Another modification was the use of a 7-point Likert scale, which included the choices “somewhat agree” and “somewhat disagree.” Unfortunately, Feller said, people seemed to have difficulty deciding between their feeling of “somewhat” and “neutral,” resulting in “more gray area than we really wanted.”

Interviewed in mid-July, Feller said organizers were still assessing the results of the polling conducted during the conference on statements revised by the breakout groups.

According to Laura Avino, who was among the 7 Johns Hopkins Hospital health-system pharmacy administration residents tasked by Ashby to help plan and conduct the conference, about 53% of the people who completed the preconference survey had been invited to the June 21 event in Baltimore. The other survey participants were members or representatives of the groups hosting the conference.

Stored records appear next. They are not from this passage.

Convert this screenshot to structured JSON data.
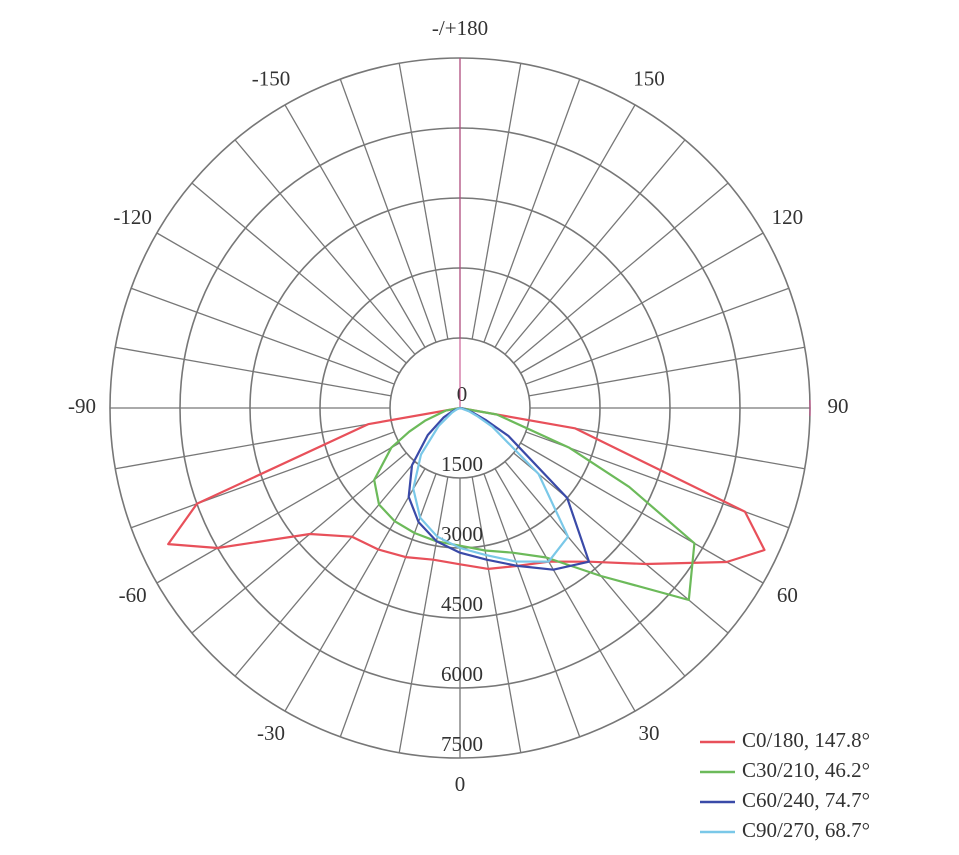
{
  "chart_data": {
    "type": "polar",
    "x": [
      -90,
      -80,
      -70,
      -65,
      -60,
      -50,
      -40,
      -30,
      -20,
      -10,
      0,
      10,
      20,
      30,
      40,
      50,
      60,
      65,
      70,
      80,
      90
    ],
    "series": [
      {
        "name": "C0/180, 147.8°",
        "color": "#e8505a",
        "values": [
          0,
          2000,
          6000,
          6900,
          6000,
          4200,
          3600,
          3500,
          3400,
          3300,
          3350,
          3500,
          3600,
          3800,
          4300,
          5200,
          6600,
          7200,
          6500,
          2500,
          0
        ]
      },
      {
        "name": "C30/210, 46.2°",
        "color": "#6cba5a",
        "values": [
          0,
          300,
          800,
          1200,
          1700,
          2400,
          2700,
          2800,
          2850,
          2900,
          2950,
          3100,
          3300,
          3700,
          4700,
          6400,
          5800,
          4000,
          2500,
          800,
          0
        ]
      },
      {
        "name": "C60/240, 74.7°",
        "color": "#3a4aa8",
        "values": [
          0,
          0,
          100,
          200,
          400,
          900,
          1600,
          2200,
          2600,
          2900,
          3100,
          3300,
          3600,
          4000,
          4300,
          3000,
          1200,
          600,
          300,
          50,
          0
        ]
      },
      {
        "name": "C90/270, 68.7°",
        "color": "#7ac8e8",
        "values": [
          0,
          0,
          50,
          100,
          200,
          600,
          1300,
          2000,
          2500,
          2800,
          3000,
          3200,
          3500,
          3800,
          3600,
          2200,
          800,
          400,
          200,
          0,
          0
        ]
      }
    ],
    "rlim": [
      0,
      7500
    ],
    "rticks": [
      0,
      1500,
      3000,
      4500,
      6000,
      7500
    ],
    "xticks": [
      0,
      30,
      60,
      90,
      120,
      150,
      {
        "value": 180,
        "label": "-/+180"
      },
      -150,
      -120,
      -90,
      -60,
      -30
    ],
    "legend": "lower right"
  }
}
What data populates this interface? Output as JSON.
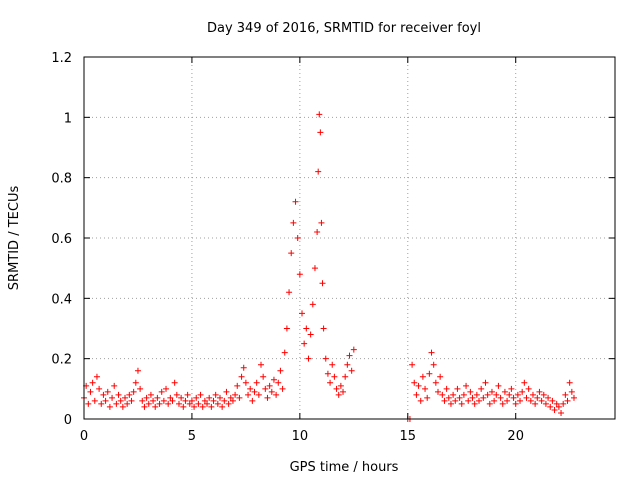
{
  "chart_data": {
    "type": "scatter",
    "title": "Day 349 of 2016, SRMTID for receiver foyl",
    "xlabel": "GPS time / hours",
    "ylabel": "SRMTID / TECUs",
    "xlim": [
      0,
      24.6
    ],
    "ylim": [
      0,
      1.2
    ],
    "x_ticks": [
      0,
      5,
      10,
      15,
      20
    ],
    "x_tick_labels": [
      "0",
      "5",
      "10",
      "15",
      "20"
    ],
    "y_ticks": [
      0,
      0.2,
      0.4,
      0.6,
      0.8,
      1.0,
      1.2
    ],
    "y_tick_labels": [
      "0",
      "0.2",
      "0.4",
      "0.6",
      "0.8",
      "1",
      "1.2"
    ],
    "grid": true,
    "marker": "+",
    "series": [
      {
        "name": "SRMTID",
        "color": "#ff0000",
        "points": [
          [
            0.0,
            0.07
          ],
          [
            0.1,
            0.11
          ],
          [
            0.2,
            0.05
          ],
          [
            0.3,
            0.09
          ],
          [
            0.4,
            0.12
          ],
          [
            0.5,
            0.06
          ],
          [
            0.6,
            0.14
          ],
          [
            0.7,
            0.1
          ],
          [
            0.8,
            0.05
          ],
          [
            0.9,
            0.08
          ],
          [
            1.0,
            0.06
          ],
          [
            1.1,
            0.09
          ],
          [
            1.2,
            0.04
          ],
          [
            1.3,
            0.07
          ],
          [
            1.4,
            0.11
          ],
          [
            1.5,
            0.05
          ],
          [
            1.6,
            0.08
          ],
          [
            1.7,
            0.06
          ],
          [
            1.8,
            0.04
          ],
          [
            1.9,
            0.07
          ],
          [
            2.0,
            0.05
          ],
          [
            2.1,
            0.08
          ],
          [
            2.2,
            0.06
          ],
          [
            2.3,
            0.09
          ],
          [
            2.4,
            0.12
          ],
          [
            2.5,
            0.16
          ],
          [
            2.6,
            0.1
          ],
          [
            2.7,
            0.06
          ],
          [
            2.8,
            0.04
          ],
          [
            2.9,
            0.07
          ],
          [
            3.0,
            0.05
          ],
          [
            3.1,
            0.08
          ],
          [
            3.2,
            0.06
          ],
          [
            3.3,
            0.04
          ],
          [
            3.4,
            0.07
          ],
          [
            3.5,
            0.05
          ],
          [
            3.6,
            0.09
          ],
          [
            3.7,
            0.06
          ],
          [
            3.8,
            0.1
          ],
          [
            3.9,
            0.05
          ],
          [
            4.0,
            0.07
          ],
          [
            4.1,
            0.06
          ],
          [
            4.2,
            0.12
          ],
          [
            4.3,
            0.08
          ],
          [
            4.4,
            0.05
          ],
          [
            4.5,
            0.07
          ],
          [
            4.6,
            0.04
          ],
          [
            4.7,
            0.06
          ],
          [
            4.8,
            0.08
          ],
          [
            4.9,
            0.05
          ],
          [
            5.0,
            0.06
          ],
          [
            5.1,
            0.04
          ],
          [
            5.2,
            0.07
          ],
          [
            5.3,
            0.05
          ],
          [
            5.4,
            0.08
          ],
          [
            5.5,
            0.04
          ],
          [
            5.6,
            0.06
          ],
          [
            5.7,
            0.05
          ],
          [
            5.8,
            0.07
          ],
          [
            5.9,
            0.04
          ],
          [
            6.0,
            0.06
          ],
          [
            6.1,
            0.08
          ],
          [
            6.2,
            0.05
          ],
          [
            6.3,
            0.07
          ],
          [
            6.4,
            0.04
          ],
          [
            6.5,
            0.06
          ],
          [
            6.6,
            0.09
          ],
          [
            6.7,
            0.05
          ],
          [
            6.8,
            0.07
          ],
          [
            6.9,
            0.06
          ],
          [
            7.0,
            0.08
          ],
          [
            7.1,
            0.11
          ],
          [
            7.2,
            0.07
          ],
          [
            7.3,
            0.14
          ],
          [
            7.4,
            0.17
          ],
          [
            7.5,
            0.12
          ],
          [
            7.6,
            0.08
          ],
          [
            7.7,
            0.1
          ],
          [
            7.8,
            0.06
          ],
          [
            7.9,
            0.09
          ],
          [
            8.0,
            0.12
          ],
          [
            8.1,
            0.08
          ],
          [
            8.2,
            0.18
          ],
          [
            8.3,
            0.14
          ],
          [
            8.4,
            0.1
          ],
          [
            8.5,
            0.07
          ],
          [
            8.6,
            0.11
          ],
          [
            8.7,
            0.09
          ],
          [
            8.8,
            0.13
          ],
          [
            8.9,
            0.08
          ],
          [
            9.0,
            0.12
          ],
          [
            9.1,
            0.16
          ],
          [
            9.2,
            0.1
          ],
          [
            9.3,
            0.22
          ],
          [
            9.4,
            0.3
          ],
          [
            9.5,
            0.42
          ],
          [
            9.6,
            0.55
          ],
          [
            9.7,
            0.65
          ],
          [
            9.8,
            0.72
          ],
          [
            9.9,
            0.6
          ],
          [
            10.0,
            0.48
          ],
          [
            10.1,
            0.35
          ],
          [
            10.2,
            0.25
          ],
          [
            10.3,
            0.3
          ],
          [
            10.4,
            0.2
          ],
          [
            10.5,
            0.28
          ],
          [
            10.6,
            0.38
          ],
          [
            10.7,
            0.5
          ],
          [
            10.8,
            0.62
          ],
          [
            10.85,
            0.82
          ],
          [
            10.9,
            1.01
          ],
          [
            10.95,
            0.95
          ],
          [
            11.0,
            0.65
          ],
          [
            11.05,
            0.45
          ],
          [
            11.1,
            0.3
          ],
          [
            11.2,
            0.2
          ],
          [
            11.3,
            0.15
          ],
          [
            11.4,
            0.12
          ],
          [
            11.5,
            0.18
          ],
          [
            11.6,
            0.14
          ],
          [
            11.7,
            0.1
          ],
          [
            11.8,
            0.08
          ],
          [
            11.9,
            0.11
          ],
          [
            12.0,
            0.09
          ],
          [
            12.1,
            0.14
          ],
          [
            12.2,
            0.18
          ],
          [
            12.3,
            0.21
          ],
          [
            12.4,
            0.16
          ],
          [
            12.5,
            0.23
          ],
          [
            15.0,
            0.0
          ],
          [
            15.1,
            0.0
          ],
          [
            15.2,
            0.18
          ],
          [
            15.3,
            0.12
          ],
          [
            15.4,
            0.08
          ],
          [
            15.5,
            0.11
          ],
          [
            15.6,
            0.06
          ],
          [
            15.7,
            0.14
          ],
          [
            15.8,
            0.1
          ],
          [
            15.9,
            0.07
          ],
          [
            16.0,
            0.15
          ],
          [
            16.1,
            0.22
          ],
          [
            16.2,
            0.18
          ],
          [
            16.3,
            0.12
          ],
          [
            16.4,
            0.09
          ],
          [
            16.5,
            0.14
          ],
          [
            16.6,
            0.08
          ],
          [
            16.7,
            0.06
          ],
          [
            16.8,
            0.1
          ],
          [
            16.9,
            0.07
          ],
          [
            17.0,
            0.05
          ],
          [
            17.1,
            0.08
          ],
          [
            17.2,
            0.06
          ],
          [
            17.3,
            0.1
          ],
          [
            17.4,
            0.07
          ],
          [
            17.5,
            0.05
          ],
          [
            17.6,
            0.08
          ],
          [
            17.7,
            0.11
          ],
          [
            17.8,
            0.06
          ],
          [
            17.9,
            0.09
          ],
          [
            18.0,
            0.07
          ],
          [
            18.1,
            0.05
          ],
          [
            18.2,
            0.08
          ],
          [
            18.3,
            0.06
          ],
          [
            18.4,
            0.1
          ],
          [
            18.5,
            0.07
          ],
          [
            18.6,
            0.12
          ],
          [
            18.7,
            0.08
          ],
          [
            18.8,
            0.05
          ],
          [
            18.9,
            0.09
          ],
          [
            19.0,
            0.06
          ],
          [
            19.1,
            0.08
          ],
          [
            19.2,
            0.11
          ],
          [
            19.3,
            0.07
          ],
          [
            19.4,
            0.05
          ],
          [
            19.5,
            0.09
          ],
          [
            19.6,
            0.06
          ],
          [
            19.7,
            0.08
          ],
          [
            19.8,
            0.1
          ],
          [
            19.9,
            0.07
          ],
          [
            20.0,
            0.05
          ],
          [
            20.1,
            0.08
          ],
          [
            20.2,
            0.06
          ],
          [
            20.3,
            0.09
          ],
          [
            20.4,
            0.12
          ],
          [
            20.5,
            0.07
          ],
          [
            20.6,
            0.1
          ],
          [
            20.7,
            0.06
          ],
          [
            20.8,
            0.08
          ],
          [
            20.9,
            0.05
          ],
          [
            21.0,
            0.07
          ],
          [
            21.1,
            0.09
          ],
          [
            21.2,
            0.06
          ],
          [
            21.3,
            0.08
          ],
          [
            21.4,
            0.05
          ],
          [
            21.5,
            0.07
          ],
          [
            21.6,
            0.04
          ],
          [
            21.7,
            0.06
          ],
          [
            21.8,
            0.03
          ],
          [
            21.9,
            0.05
          ],
          [
            22.0,
            0.04
          ],
          [
            22.1,
            0.02
          ],
          [
            22.2,
            0.05
          ],
          [
            22.3,
            0.08
          ],
          [
            22.4,
            0.06
          ],
          [
            22.5,
            0.12
          ],
          [
            22.6,
            0.09
          ],
          [
            22.7,
            0.07
          ]
        ]
      }
    ]
  }
}
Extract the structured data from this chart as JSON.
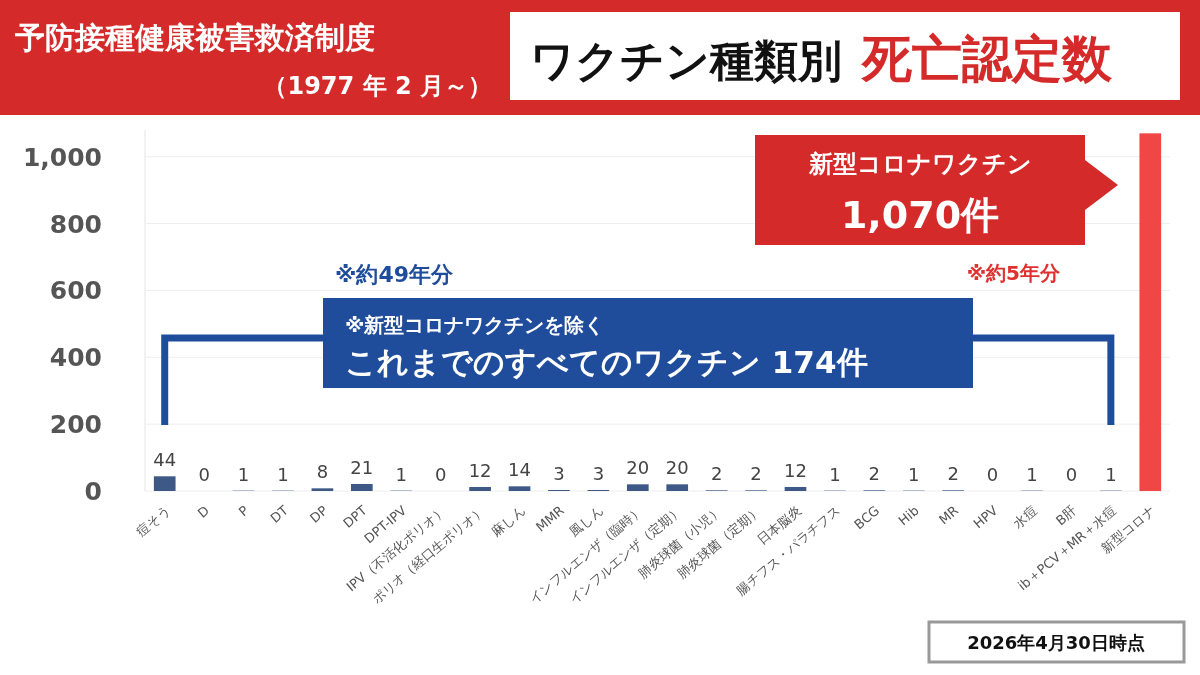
{
  "chart_data": {
    "type": "bar",
    "title": "ワクチン種類別 死亡認定数",
    "subtitle": "予防接種健康被害救済制度",
    "annotations": [
      "（1977 年 2 月～）",
      "※約49年分",
      "※新型コロナワクチンを除く",
      "これまでのすべてのワクチン 174件",
      "新型コロナワクチン",
      "1,070件",
      "※約5年分",
      "2026年4月30日時点"
    ],
    "categories": [
      "痘そう",
      "D",
      "P",
      "DT",
      "DP",
      "DPT",
      "DPT-IPV",
      "IPV（不活化ポリオ）",
      "ポリオ（経口生ポリオ）",
      "麻しん",
      "MMR",
      "風しん",
      "インフルエンザ（臨時）",
      "インフルエンザ（定期）",
      "肺炎球菌（小児）",
      "肺炎球菌（定期）",
      "日本脳炎",
      "腸チフス・パラチフス",
      "BCG",
      "Hib",
      "MR",
      "HPV",
      "水痘",
      "B肝",
      "ib＋PCV＋MR＋水痘",
      "新型コロナ"
    ],
    "values": [
      44,
      0,
      1,
      1,
      8,
      21,
      1,
      0,
      12,
      14,
      3,
      3,
      20,
      20,
      2,
      2,
      12,
      1,
      2,
      1,
      2,
      0,
      1,
      0,
      1,
      1070
    ],
    "value_labels": [
      "44",
      "0",
      "1",
      "1",
      "8",
      "21",
      "1",
      "0",
      "12",
      "14",
      "3",
      "3",
      "20",
      "20",
      "2",
      "2",
      "12",
      "1",
      "2",
      "1",
      "2",
      "0",
      "1",
      "0",
      "1",
      null
    ],
    "colors": [
      "#3f5987",
      "#3f5987",
      "#3f5987",
      "#3f5987",
      "#3f5987",
      "#3f5987",
      "#3f5987",
      "#3f5987",
      "#3f5987",
      "#3f5987",
      "#3f5987",
      "#3f5987",
      "#3f5987",
      "#3f5987",
      "#3f5987",
      "#3f5987",
      "#3f5987",
      "#3f5987",
      "#3f5987",
      "#3f5987",
      "#3f5987",
      "#3f5987",
      "#3f5987",
      "#3f5987",
      "#3f5987",
      "#f04646"
    ],
    "ylim": [
      0,
      1080
    ],
    "yticks": [
      0,
      200,
      400,
      600,
      800,
      {
        "value": 1000,
        "label": "1,000"
      }
    ],
    "grid": "y"
  }
}
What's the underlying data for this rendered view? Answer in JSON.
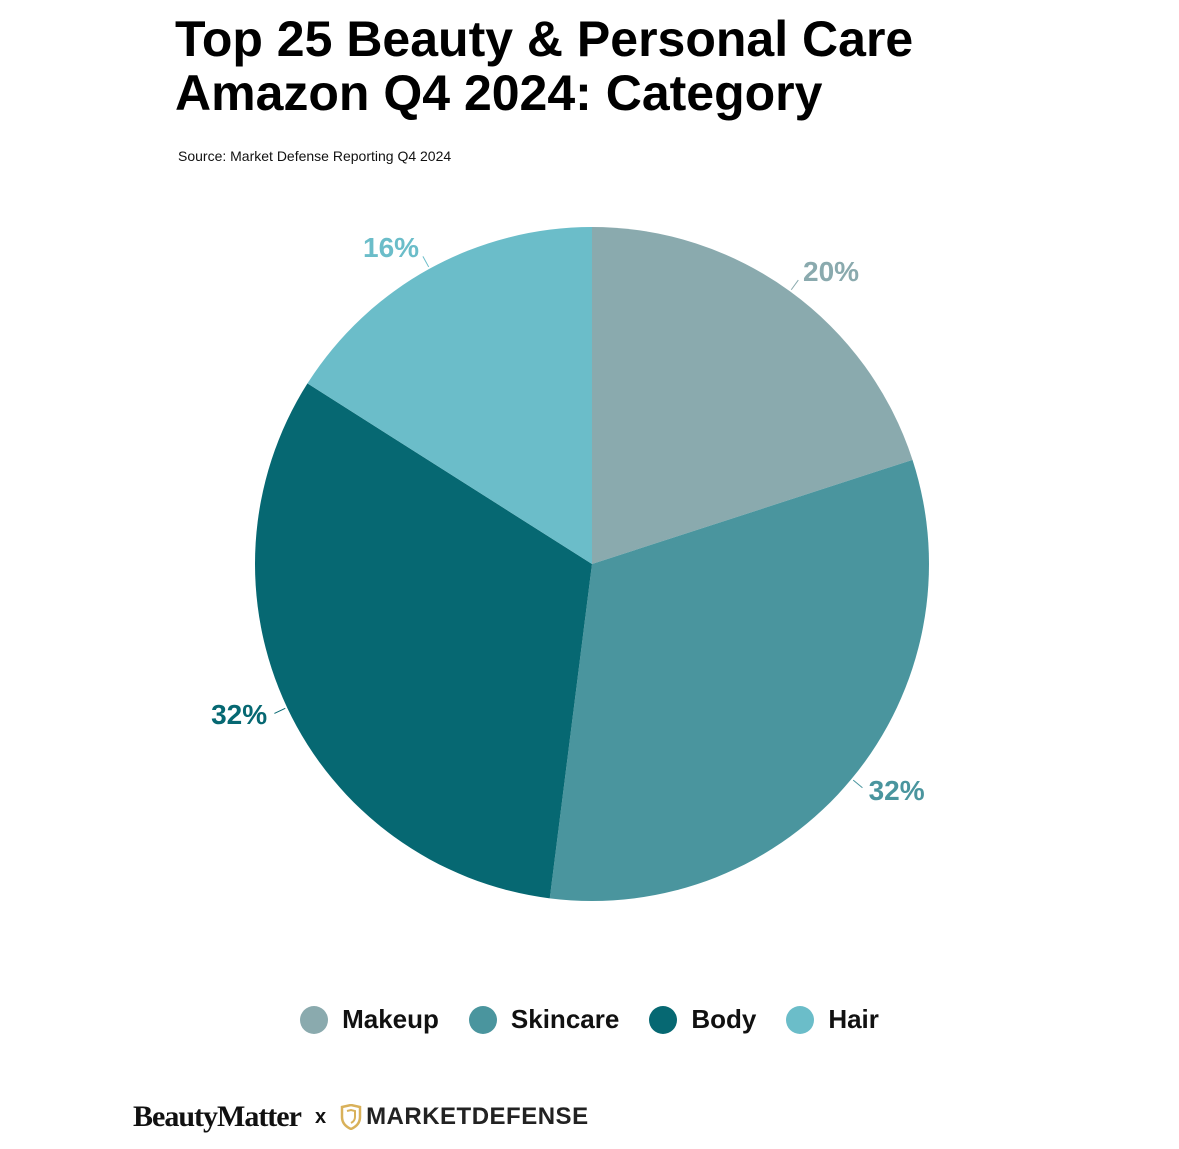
{
  "chart_data": {
    "type": "pie",
    "title": "Top 25 Beauty & Personal Care\nAmazon Q4 2024: Category",
    "subtitle": "Source: Market Defense Reporting Q4 2024",
    "categories": [
      "Makeup",
      "Skincare",
      "Body",
      "Hair"
    ],
    "values": [
      20,
      32,
      32,
      16
    ],
    "value_labels": [
      "20%",
      "32%",
      "32%",
      "16%"
    ],
    "colors": [
      "#8aaaae",
      "#4a959e",
      "#066872",
      "#6bbdc9"
    ],
    "legend": "bottom"
  },
  "footer": {
    "brand": "BeautyMatter",
    "separator": "x",
    "partner": "MARKETDEFENSE"
  }
}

In all, Avino stated, 30% of survey participants described themselves as community pharmacists; 24%, as hospital pharmacists; 13%, as hospital pharmacy technicians; and 13%, as faculty members at a pharmacy school. The rest were pharmacy technician educators, community pharmacy technicians, staff with the state pharmacy board, and other stakeholders.

Ashby is vice president and chief pharmacy officer for The Johns Hopkins Health System in Baltimore. Feller and Avino are operations managers and Swarthout is a division director at Johns Hopkins Hospital.

The 2017 national conference was planned in collaboration with ASHP and the Accreditation Council for Pharmacy Education, which jointly accredit pharmacy technician education and training programs.

[This news story appears in the September 1, 2018, issue of AJHP.]